A comparative experimental research on the diagnosis of tooth root cracks in asymmetric spur gear pairs with a one-dimensional convolutional neural network


Kalay O. C., KARPAT F.

Mechanism and Machine Theory, vol.201, 2024 (SCI-Expanded) identifier

  • Publication Type: Article / Article
  • Volume: 201
  • Publication Date: 2024
  • Doi Number: 10.1016/j.mechmachtheory.2024.105755
  • Journal Name: Mechanism and Machine Theory
  • Journal Indexes: Science Citation Index Expanded (SCI-EXPANDED), Scopus, Academic Search Premier, Aerospace Database, Applied Science & Technology Source, Communication Abstracts, Compendex, Computer & Applied Sciences, INSPEC, zbMATH, DIALNET
  • Keywords: Asymmetric teeth, Convolutional neural network, Fault diagnosis, Gearbox, Tooth root crack, Vibration signal
  • Bursa Uludag University Affiliated: Yes

Abstract

Gearboxes transfer rotational motion and handle precision functionalities in many fields, including aviation, wind turbines, and industrial services. Their health management is essential to minimize workforce risks, increase the level of safety, and avoid machine breakdowns. From this standpoint, the present experimental research work developed a convolutional neural network-based method for diagnosing different levels of tooth root cracks (25 %-50 %-75 %-100 %) for symmetric (20°/20°) and asymmetric (20°/30°) profiled gear pairs. A series of vibration experiments were performed on a one-stage spur gearbox to achieve this by using a tri-axial accelerometer under variable working loads.
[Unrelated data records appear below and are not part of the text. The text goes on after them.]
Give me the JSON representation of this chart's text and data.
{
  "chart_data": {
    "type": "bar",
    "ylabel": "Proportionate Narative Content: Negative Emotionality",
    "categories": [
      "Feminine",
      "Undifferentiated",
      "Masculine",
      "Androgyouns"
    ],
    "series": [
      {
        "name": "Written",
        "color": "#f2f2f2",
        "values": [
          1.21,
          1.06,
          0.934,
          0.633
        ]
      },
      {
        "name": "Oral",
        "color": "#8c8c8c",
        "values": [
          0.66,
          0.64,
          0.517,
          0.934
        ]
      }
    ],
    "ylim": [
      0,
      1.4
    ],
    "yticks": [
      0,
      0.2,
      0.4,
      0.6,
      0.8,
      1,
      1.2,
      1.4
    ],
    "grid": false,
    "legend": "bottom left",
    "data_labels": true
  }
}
The main purpose of this experimental research study is to explore the influence of the tooth profile on spur gears’ vibration responses and whether utilizing an asymmetric tooth profile would positively impact a deep learning algorithm's classification accuracy to add to the enhancements it provides in terms of fatigue life, mesh stiffness, and impact strength. Experimental results revealed that the overall classification accuracy could be increased by 7.712 % by feeding the proposed deep learning model with vibration data measured using test samples with asymmetric teeth.